The topic of psychokinesis, or “telekinesis”, being used in science is a blurry one. While the null hypothesis states that it doesn’t exist and it’s impossible, with no other existent “magical” forms having been found yet, it’s impossible to say it most certainly doesn’t exist. However, I wouldn’t get your hopes up too high.
In an online survey conducted by psychologist Richard Wiseman which surveyed 400 magicians worldwide, the question “Do you believe that psychokinesis exists (i.e., that some people can, by paranormal means, apply a noticeable force to an object or alter its physical characteristics)?” was met with a mostly negative response. In fact, 83.5% of the magicians surveyed said NO, while only 9% said YES. The other 7.5% were UNCERTAIN. While this in itself is not evidence by any means, it gives a good sample of what those who practice the art of deception have to weigh in on the subject.
While many believe that because we supposedly only use 10% of our brains, meaning there’s nearly infinite possibilities for what we may be able to do if we were to access the other 90%, this is in fact a myth, as we have been shown to use 100% of our brains through the use of imaging (including PET scans). As a matter of fact, according to the same article, if our brain waves were able to have some sort of impact on the physical realm, it would be rendered useless, as the waves would only travel a few millimeters away from our heads.
On the contrary, a longitudinal study cited in this article highlights the potential of our mind’s power through the use of Random Event Generators (REG). While the results may have appeared promising, though subtle, we run into the same problem that we did with the studies on preemptive prayer. As such, with the lack of additional studies to back this work up, as well as the lack of a mechanical explanation for it, it’s very possible that this study suffers from a false positive.

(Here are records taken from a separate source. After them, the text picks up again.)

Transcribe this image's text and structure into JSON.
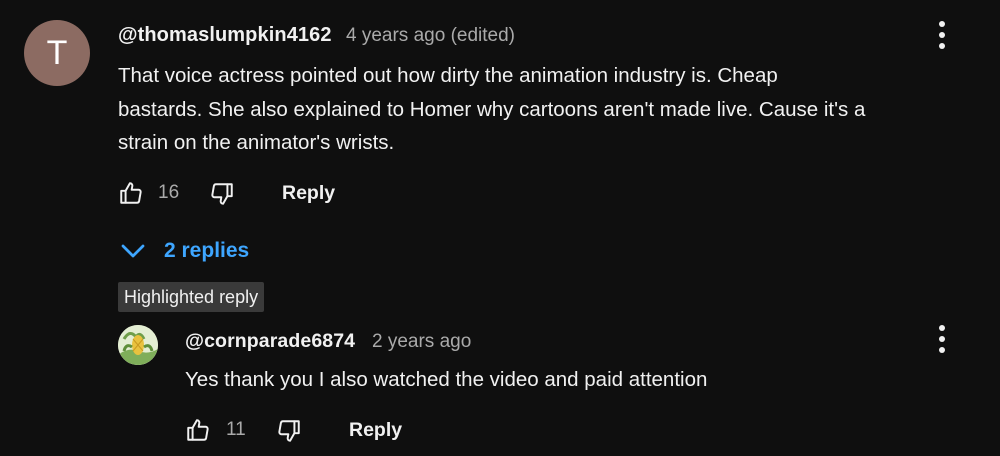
{
  "comment": {
    "avatar_letter": "T",
    "author": "@thomaslumpkin4162",
    "meta": "4 years ago (edited)",
    "text_lines": [
      "That voice actress pointed out how dirty the animation industry is. Cheap",
      "bastards. She also explained to Homer why cartoons aren't made live. Cause it's a",
      "strain on the animator's wrists."
    ],
    "likes": "16",
    "reply_label": "Reply"
  },
  "replies_toggle": {
    "label": "2 replies"
  },
  "highlighted": {
    "badge": "Highlighted reply"
  },
  "reply": {
    "author": "@cornparade6874",
    "meta": "2 years ago",
    "text": "Yes thank you I also watched the video and paid attention",
    "likes": "11",
    "reply_label": "Reply"
  },
  "colors": {
    "background": "#0f0f0f",
    "link_blue": "#3ea6ff",
    "meta_gray": "#aaaaaa",
    "avatar_brown": "#8c6b62"
  },
  "icons": [
    "more-vert-icon",
    "thumbs-up-icon",
    "thumbs-down-icon",
    "chevron-down-icon"
  ]
}
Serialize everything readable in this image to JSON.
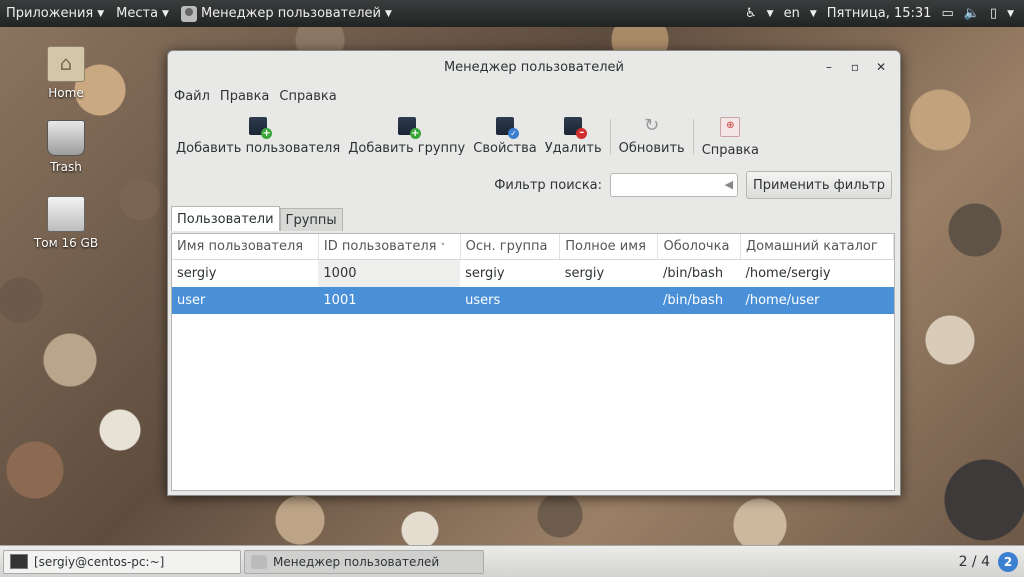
{
  "topbar": {
    "apps_label": "Приложения",
    "places_label": "Места",
    "active_app_label": "Менеджер пользователей",
    "lang": "en",
    "clock": "Пятница, 15:31"
  },
  "desktop": {
    "icons": [
      {
        "label": "Home"
      },
      {
        "label": "Trash"
      },
      {
        "label": "Том 16 GB"
      }
    ]
  },
  "window": {
    "title": "Менеджер пользователей",
    "menu": [
      "Файл",
      "Правка",
      "Справка"
    ],
    "toolbar": {
      "add_user": "Добавить пользователя",
      "add_group": "Добавить группу",
      "properties": "Свойства",
      "delete": "Удалить",
      "refresh": "Обновить",
      "help": "Справка"
    },
    "filter": {
      "label": "Фильтр поиска:",
      "value": "",
      "apply": "Применить фильтр"
    },
    "tabs": [
      "Пользователи",
      "Группы"
    ],
    "table": {
      "columns": [
        "Имя пользователя",
        "ID пользователя",
        "Осн. группа",
        "Полное имя",
        "Оболочка",
        "Домашний каталог"
      ],
      "rows": [
        {
          "username": "sergiy",
          "uid": "1000",
          "group": "sergiy",
          "fullname": "sergiy",
          "shell": "/bin/bash",
          "home": "/home/sergiy"
        },
        {
          "username": "user",
          "uid": "1001",
          "group": "users",
          "fullname": "",
          "shell": "/bin/bash",
          "home": "/home/user"
        }
      ]
    }
  },
  "bottombar": {
    "task1": "[sergiy@centos-pc:~]",
    "task2": "Менеджер пользователей",
    "workspace": "2 / 4",
    "notif_count": "2"
  }
}
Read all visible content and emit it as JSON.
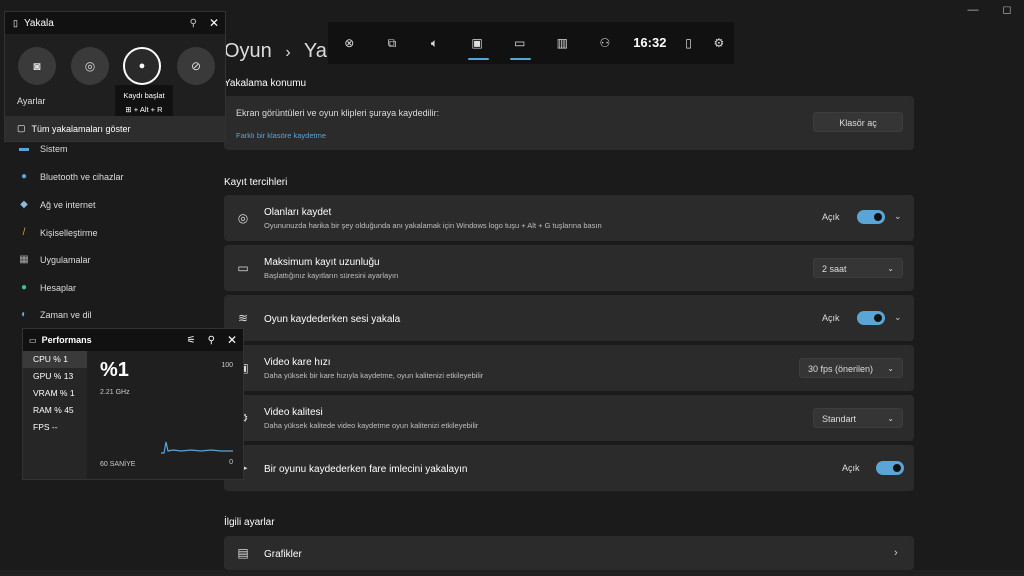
{
  "window_controls": {
    "minimize": "—",
    "restore": "◻"
  },
  "breadcrumb": {
    "part1": "Oyun",
    "separator": "›",
    "part2": "Yakalamalar"
  },
  "capture_location": {
    "section": "Yakalama konumu",
    "title": "Ekran görüntüleri ve oyun klipleri şuraya kaydedilir:",
    "link": "Farklı bir klasöre kaydetme",
    "button": "Klasör aç"
  },
  "recording_prefs": {
    "section": "Kayıt tercihleri",
    "items": [
      {
        "title": "Olanları kaydet",
        "subtitle": "Oyununuzda harika bir şey olduğunda anı yakalamak için Windows logo tuşu + Alt + G tuşlarına basın",
        "state": "Açık"
      },
      {
        "title": "Maksimum kayıt uzunluğu",
        "subtitle": "Başlattığınız kayıtların süresini ayarlayın",
        "value": "2 saat"
      },
      {
        "title": "Oyun kaydederken sesi yakala",
        "state": "Açık"
      },
      {
        "title": "Video kare hızı",
        "subtitle": "Daha yüksek bir kare hızıyla kaydetme, oyun kalitenizi etkileyebilir",
        "value": "30 fps (önerilen)"
      },
      {
        "title": "Video kalitesi",
        "subtitle": "Daha yüksek kalitede video kaydetme oyun kalitenizi etkileyebilir",
        "value": "Standart"
      },
      {
        "title": "Bir oyunu kaydederken fare imlecini yakalayın",
        "state": "Açık"
      }
    ]
  },
  "related": {
    "section": "İlgili ayarlar",
    "item": "Grafikler"
  },
  "nav": [
    "Sistem",
    "Bluetooth ve cihazlar",
    "Ağ ve internet",
    "Kişiselleştirme",
    "Uygulamalar",
    "Hesaplar",
    "Zaman ve dil"
  ],
  "capture_widget": {
    "title": "Yakala",
    "settings_label": "Ayarlar",
    "tooltip_title": "Kaydı başlat",
    "tooltip_shortcut": "+ Alt + R",
    "show_all": "Tüm yakalamaları göster"
  },
  "gamebar": {
    "time": "16:32"
  },
  "performance": {
    "title": "Performans",
    "metrics": [
      {
        "label": "CPU %",
        "value": "1"
      },
      {
        "label": "GPU %",
        "value": "13"
      },
      {
        "label": "VRAM %",
        "value": "1"
      },
      {
        "label": "RAM %",
        "value": "45"
      },
      {
        "label": "FPS",
        "value": "--"
      }
    ],
    "big_value": "%1",
    "frequency": "2.21 GHz",
    "max": "100",
    "min": "0",
    "duration": "60 SANİYE"
  },
  "colors": {
    "accent": "#5aa4d6",
    "card": "#2b2b2b",
    "background": "#1b1b1b"
  }
}
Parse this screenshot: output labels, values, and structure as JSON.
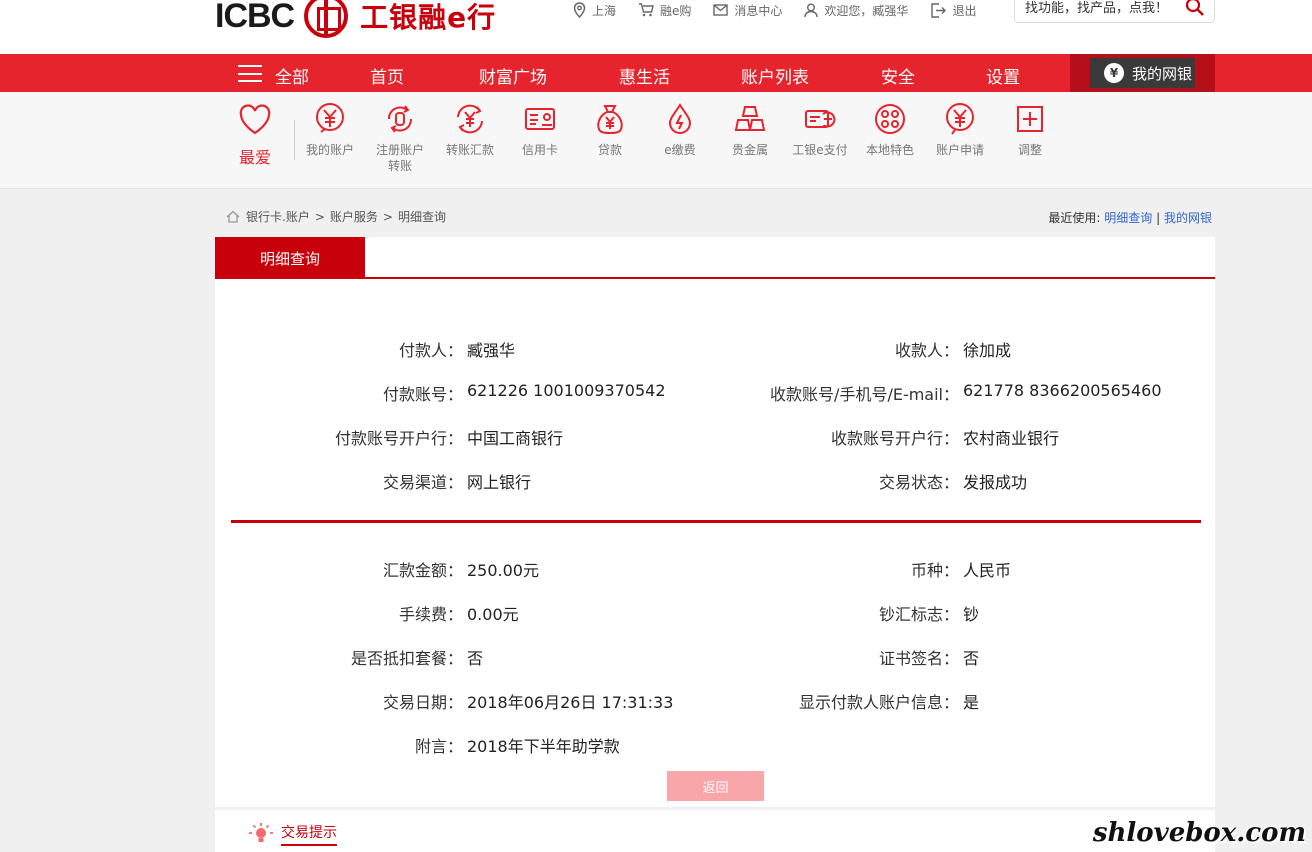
{
  "header": {
    "logo_text": "ICBC",
    "logo_cn": "工银融e行",
    "links": [
      {
        "label": "上海",
        "icon": "location-icon"
      },
      {
        "label": "融e购",
        "icon": "cart-icon"
      },
      {
        "label": "消息中心",
        "icon": "mail-icon"
      },
      {
        "label": "欢迎您，臧强华",
        "icon": "user-icon"
      },
      {
        "label": "退出",
        "icon": "logout-icon"
      }
    ],
    "search_placeholder": "找功能，找产品，点我！"
  },
  "nav": {
    "all": "全部",
    "items": [
      "首页",
      "财富广场",
      "惠生活",
      "账户列表",
      "安全",
      "设置"
    ],
    "mybank": "我的网银"
  },
  "quick": {
    "favorite": "最爱",
    "items": [
      {
        "label": "我的账户",
        "icon": "yen-coin-icon"
      },
      {
        "label": "注册账户转账",
        "icon": "register-transfer-icon"
      },
      {
        "label": "转账汇款",
        "icon": "transfer-icon"
      },
      {
        "label": "信用卡",
        "icon": "credit-card-icon"
      },
      {
        "label": "贷款",
        "icon": "money-bag-icon"
      },
      {
        "label": "e缴费",
        "icon": "drop-icon"
      },
      {
        "label": "贵金属",
        "icon": "gold-bars-icon"
      },
      {
        "label": "工银e支付",
        "icon": "e-pay-icon"
      },
      {
        "label": "本地特色",
        "icon": "local-icon"
      },
      {
        "label": "账户申请",
        "icon": "account-apply-icon"
      },
      {
        "label": "调整",
        "icon": "plus-box-icon"
      }
    ]
  },
  "breadcrumb": [
    "银行卡.账户",
    "账户服务",
    "明细查询"
  ],
  "recent": {
    "label": "最近使用:",
    "links": [
      "明细查询",
      "我的网银"
    ],
    "sep": "|"
  },
  "tab": "明细查询",
  "details": {
    "left": [
      {
        "label": "付款人：",
        "value": "臧强华"
      },
      {
        "label": "付款账号：",
        "value": "621226 1001009370542"
      },
      {
        "label": "付款账号开户行：",
        "value": "中国工商银行"
      },
      {
        "label": "交易渠道：",
        "value": "网上银行"
      }
    ],
    "right": [
      {
        "label": "收款人：",
        "value": "徐加成"
      },
      {
        "label": "收款账号/手机号/E-mail：",
        "value": "621778 8366200565460"
      },
      {
        "label": "收款账号开户行：",
        "value": "农村商业银行"
      },
      {
        "label": "交易状态：",
        "value": "发报成功"
      }
    ],
    "left2": [
      {
        "label": "汇款金额：",
        "value": "250.00元"
      },
      {
        "label": "手续费：",
        "value": "0.00元"
      },
      {
        "label": "是否抵扣套餐：",
        "value": "否"
      },
      {
        "label": "交易日期：",
        "value": "2018年06月26日 17:31:33"
      },
      {
        "label": "附言：",
        "value": "2018年下半年助学款"
      }
    ],
    "right2": [
      {
        "label": "币种：",
        "value": "人民币"
      },
      {
        "label": "钞汇标志：",
        "value": "钞"
      },
      {
        "label": "证书签名：",
        "value": "否"
      },
      {
        "label": "显示付款人账户信息：",
        "value": "是"
      }
    ]
  },
  "back_button": "返回",
  "tips": "交易提示",
  "watermark": "shlovebox.com",
  "colors": {
    "brand_red": "#e5242d",
    "dark_red": "#c7000b"
  }
}
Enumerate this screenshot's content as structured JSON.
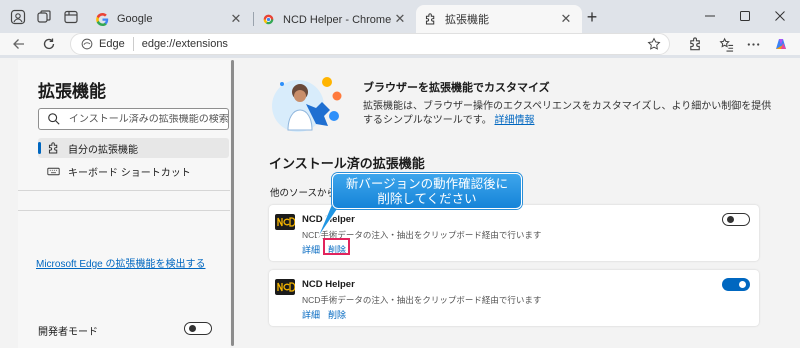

The problem is, without a mechanic that can undeniably explain it, save for some more wild theories on quantum mechanics, it’s hard to make progress on the possibility. But at the same time, we run into the opposite end of the spectrum: The fact that it can’t be proven that a mechanic doesn’t exist out there. Until we have definitive evidence that things like quantum superposition exists beyond just theories, you probably shouldn’t expect to see any breakthroughs in telekinesis that aren’t surrounded by a LOT of superstition and caution.